Fait intéressant, les hommes ont montré une dérive vers la gauche même dans des situations neutres en embrassant d’autres hommes. Nous pensons que les hommes pourraient percevoir ces situations comme des émotions négatives et activer ainsi des réseaux de traitement des émotions.

Rido/Shutterstock

Source: Rido / Shutterstock

Embrasser n’est pas la seule forme de contact social latéralisé que l’homme montre. Les baisers, par exemple, sont souvent associés à un tour de tête d’un côté ou de l’autre afin d’éviter les chocs nocifs au nez. De plus, lorsqu’ils bercent un enfant, la plupart des mères et des pères manifestent une préférence secondaire évidente (Ocklenburg et al., 2018). Ces comportements fascinants seront abordés dans un prochain article.

Références

Ocklenburg, S., Packheiser, J., Schmitz, J., Rook, N., Güntürkün, O., Peterburs, J., Grimshaw, GM, 2018. Hugs and Kisses – Le rôle des préférences motrices et de la latéralisation émotionnelle pour l’hémisphère asymétries dans le contact social humain. Neuroscience and Biobehavioral Reviews 95, 353-360. 10.1016 / j.neubiorev.2018.10.007.
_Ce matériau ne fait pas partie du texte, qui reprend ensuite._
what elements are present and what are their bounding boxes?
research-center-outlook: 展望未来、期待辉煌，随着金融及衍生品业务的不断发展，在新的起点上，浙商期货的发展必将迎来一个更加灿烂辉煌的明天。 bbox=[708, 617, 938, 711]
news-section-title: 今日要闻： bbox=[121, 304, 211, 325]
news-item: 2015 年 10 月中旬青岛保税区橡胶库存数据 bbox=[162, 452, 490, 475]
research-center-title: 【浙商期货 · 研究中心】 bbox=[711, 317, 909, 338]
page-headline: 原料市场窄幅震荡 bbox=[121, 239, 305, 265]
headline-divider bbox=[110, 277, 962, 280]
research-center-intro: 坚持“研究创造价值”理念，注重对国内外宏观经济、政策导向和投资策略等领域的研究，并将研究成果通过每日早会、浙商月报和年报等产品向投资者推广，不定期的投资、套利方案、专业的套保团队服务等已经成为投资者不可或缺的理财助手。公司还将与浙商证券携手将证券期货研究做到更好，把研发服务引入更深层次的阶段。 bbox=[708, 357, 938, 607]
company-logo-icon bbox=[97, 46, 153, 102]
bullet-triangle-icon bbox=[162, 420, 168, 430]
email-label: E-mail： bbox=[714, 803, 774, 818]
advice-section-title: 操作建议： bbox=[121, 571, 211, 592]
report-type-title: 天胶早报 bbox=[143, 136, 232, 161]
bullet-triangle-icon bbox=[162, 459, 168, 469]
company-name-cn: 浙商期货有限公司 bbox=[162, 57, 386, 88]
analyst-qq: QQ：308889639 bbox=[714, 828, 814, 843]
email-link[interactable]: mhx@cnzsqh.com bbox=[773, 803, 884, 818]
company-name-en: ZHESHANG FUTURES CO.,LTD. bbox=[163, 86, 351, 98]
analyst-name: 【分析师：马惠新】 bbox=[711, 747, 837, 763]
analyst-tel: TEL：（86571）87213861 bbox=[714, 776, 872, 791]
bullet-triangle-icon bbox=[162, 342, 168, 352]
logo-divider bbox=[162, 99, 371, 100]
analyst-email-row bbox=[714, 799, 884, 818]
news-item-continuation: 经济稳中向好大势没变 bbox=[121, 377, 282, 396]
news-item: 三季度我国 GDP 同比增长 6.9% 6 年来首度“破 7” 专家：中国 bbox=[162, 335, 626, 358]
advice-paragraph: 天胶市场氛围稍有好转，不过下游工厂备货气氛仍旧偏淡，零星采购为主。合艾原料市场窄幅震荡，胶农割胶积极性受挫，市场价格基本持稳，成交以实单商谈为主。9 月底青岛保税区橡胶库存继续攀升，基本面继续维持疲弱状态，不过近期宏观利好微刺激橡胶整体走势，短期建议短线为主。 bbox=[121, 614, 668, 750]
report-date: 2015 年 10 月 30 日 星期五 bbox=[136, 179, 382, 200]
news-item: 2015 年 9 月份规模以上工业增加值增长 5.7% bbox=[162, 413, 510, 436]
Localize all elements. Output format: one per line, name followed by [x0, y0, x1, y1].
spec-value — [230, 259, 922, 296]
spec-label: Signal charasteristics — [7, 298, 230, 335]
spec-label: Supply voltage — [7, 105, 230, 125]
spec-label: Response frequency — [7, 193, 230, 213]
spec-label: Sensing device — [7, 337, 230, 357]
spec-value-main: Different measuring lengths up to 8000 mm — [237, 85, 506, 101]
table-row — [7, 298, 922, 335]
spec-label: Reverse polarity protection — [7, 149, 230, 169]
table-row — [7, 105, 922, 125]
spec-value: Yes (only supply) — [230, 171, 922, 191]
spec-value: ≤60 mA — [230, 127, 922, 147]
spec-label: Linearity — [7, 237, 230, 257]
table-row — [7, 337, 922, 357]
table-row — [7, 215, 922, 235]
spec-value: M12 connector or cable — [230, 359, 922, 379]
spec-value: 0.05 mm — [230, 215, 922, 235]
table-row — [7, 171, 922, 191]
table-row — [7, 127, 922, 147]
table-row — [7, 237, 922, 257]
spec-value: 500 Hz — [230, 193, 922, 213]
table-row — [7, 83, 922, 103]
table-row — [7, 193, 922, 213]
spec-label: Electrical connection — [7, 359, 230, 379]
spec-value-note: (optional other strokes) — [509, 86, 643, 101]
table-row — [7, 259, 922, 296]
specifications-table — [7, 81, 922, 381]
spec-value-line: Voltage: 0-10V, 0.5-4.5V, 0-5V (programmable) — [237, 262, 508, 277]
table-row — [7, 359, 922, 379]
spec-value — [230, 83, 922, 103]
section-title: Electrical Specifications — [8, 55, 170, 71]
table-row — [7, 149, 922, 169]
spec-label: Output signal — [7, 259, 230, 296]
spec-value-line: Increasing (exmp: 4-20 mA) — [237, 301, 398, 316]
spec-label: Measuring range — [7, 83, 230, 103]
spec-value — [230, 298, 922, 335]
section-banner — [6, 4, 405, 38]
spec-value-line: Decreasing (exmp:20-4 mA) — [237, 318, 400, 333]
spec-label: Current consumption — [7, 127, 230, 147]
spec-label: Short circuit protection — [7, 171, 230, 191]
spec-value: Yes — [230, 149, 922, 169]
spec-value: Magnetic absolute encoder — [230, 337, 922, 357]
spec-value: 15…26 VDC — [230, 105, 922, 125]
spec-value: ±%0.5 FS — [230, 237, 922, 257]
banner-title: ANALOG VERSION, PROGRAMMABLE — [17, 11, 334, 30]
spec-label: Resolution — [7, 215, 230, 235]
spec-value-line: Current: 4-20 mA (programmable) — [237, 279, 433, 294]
Packheiser, J., N. Rook, J. Dursun, J. Mesenhöller, A. Wenglorz, O. Güntürkün, S. Ocklenburg, 2018. Embrasser vos émotions: l’état affectif influe sur la latéralisation des embrassements humains. Recherche psychologique. 10.1007 / s00426-018-0985-8.

Turnbull, OH, L. Stein, Lucas, MD, 1995. Préférences latérales chez les adultes qui s’embrassent: test de la théorie de «l’asymétrie hémisphérique» du berceau de l’enfant. The Journal of Genetic Psychology 156, 17-21. 10.1080 / 00221325.1995.9914802.